Живу я в деревне хорошохонько и тихохонько. На днях пишу к Жуковскому и посылаю ему предисловие и введение к вещице (не моей), которую он хочет перевести и издать в Германии578.
6. Лето (1856)
Да, любезный друг, круг наш уменьшается, и какой человек из него выбыл! Потеря невознаградимая, не говорю для нас, а для мысли в России. Как судьбы Божии ведут наше просвещение, не сообразишь; но не до́лжно слабеть или унывать. Смерть Киреевского была почти внезапная: с сыном обедал очень легко (у него было маленькое расстройство желудка, продолжавшееся несколько дней); после обеда лёг отдохнуть; через час вскрикнул от боли; началась холера с корчами. Доктора нескоро достали; перед ночью приобщался, а к утру кончил. При смерти были Веневитинов и Комаровский. Вот и всё.
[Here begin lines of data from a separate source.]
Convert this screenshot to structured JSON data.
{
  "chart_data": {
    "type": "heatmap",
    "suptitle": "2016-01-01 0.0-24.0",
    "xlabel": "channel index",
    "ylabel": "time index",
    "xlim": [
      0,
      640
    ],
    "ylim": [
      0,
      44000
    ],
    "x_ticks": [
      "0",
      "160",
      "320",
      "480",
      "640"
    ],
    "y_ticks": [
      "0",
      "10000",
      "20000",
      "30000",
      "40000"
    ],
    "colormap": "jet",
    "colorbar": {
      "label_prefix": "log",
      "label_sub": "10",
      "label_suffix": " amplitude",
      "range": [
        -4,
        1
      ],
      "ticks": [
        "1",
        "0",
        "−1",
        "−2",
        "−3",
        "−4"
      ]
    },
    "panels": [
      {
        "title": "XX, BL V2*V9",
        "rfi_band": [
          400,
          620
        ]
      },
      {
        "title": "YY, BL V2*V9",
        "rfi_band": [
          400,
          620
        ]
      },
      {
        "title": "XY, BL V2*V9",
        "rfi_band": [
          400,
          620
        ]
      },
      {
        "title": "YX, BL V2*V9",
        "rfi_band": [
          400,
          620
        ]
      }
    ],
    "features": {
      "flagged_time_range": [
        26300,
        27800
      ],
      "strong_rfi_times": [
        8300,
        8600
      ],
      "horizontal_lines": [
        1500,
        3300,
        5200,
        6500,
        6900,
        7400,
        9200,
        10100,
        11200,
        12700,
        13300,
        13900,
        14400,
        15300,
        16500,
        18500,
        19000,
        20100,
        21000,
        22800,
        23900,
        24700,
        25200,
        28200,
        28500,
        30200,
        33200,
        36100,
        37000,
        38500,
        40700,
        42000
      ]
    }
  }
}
Кажется мне, об издании его сочинений и думать нельзя. Первые запрещены, последние заподозрены и почти запрещены; но собрать их надобно579. Бедная мать! Бедный Пётр Васильевич! Я больше всех боюсь за него. У него здоровье плохо, а душа нежнее женской. С Киреевским для нас всех как будто порвалась струна с каким-то особенно мягким звуком, и эта струна было в то же время мыслью. И когда же порвалась? В ту самую минуту, когда с неё снята была тяжесть, мешавшая ей звучать. Странная судьба! Ты узнал из газет, а я вот как. Я из Смоленской деревни приехал в 10 часов в Понедельник и по расчёту думал Киреевского найти в Москве; вхожу и спрашиваю: «Киреевский здесь?»
«Как же. Его вчера привезли». Я долго не мог понять. Грустно; но всё же он недаром по̀жил и в истории философии оставил глубокий след, хоть, может быть, и не доделал своего дела.
* * *
Это письмо относится к первой поездке С.П. Шевырева в Италию (до 1830 г.). Изд.
Отечественных Записок.
Т. е. критического. Изд.
Т. е. от Записок о всемирной истории. Изд.
Две книги сочинений И.В. Киреевского позднее были изданы; третья обещана в печати, но до сих пор не появилась. Изд.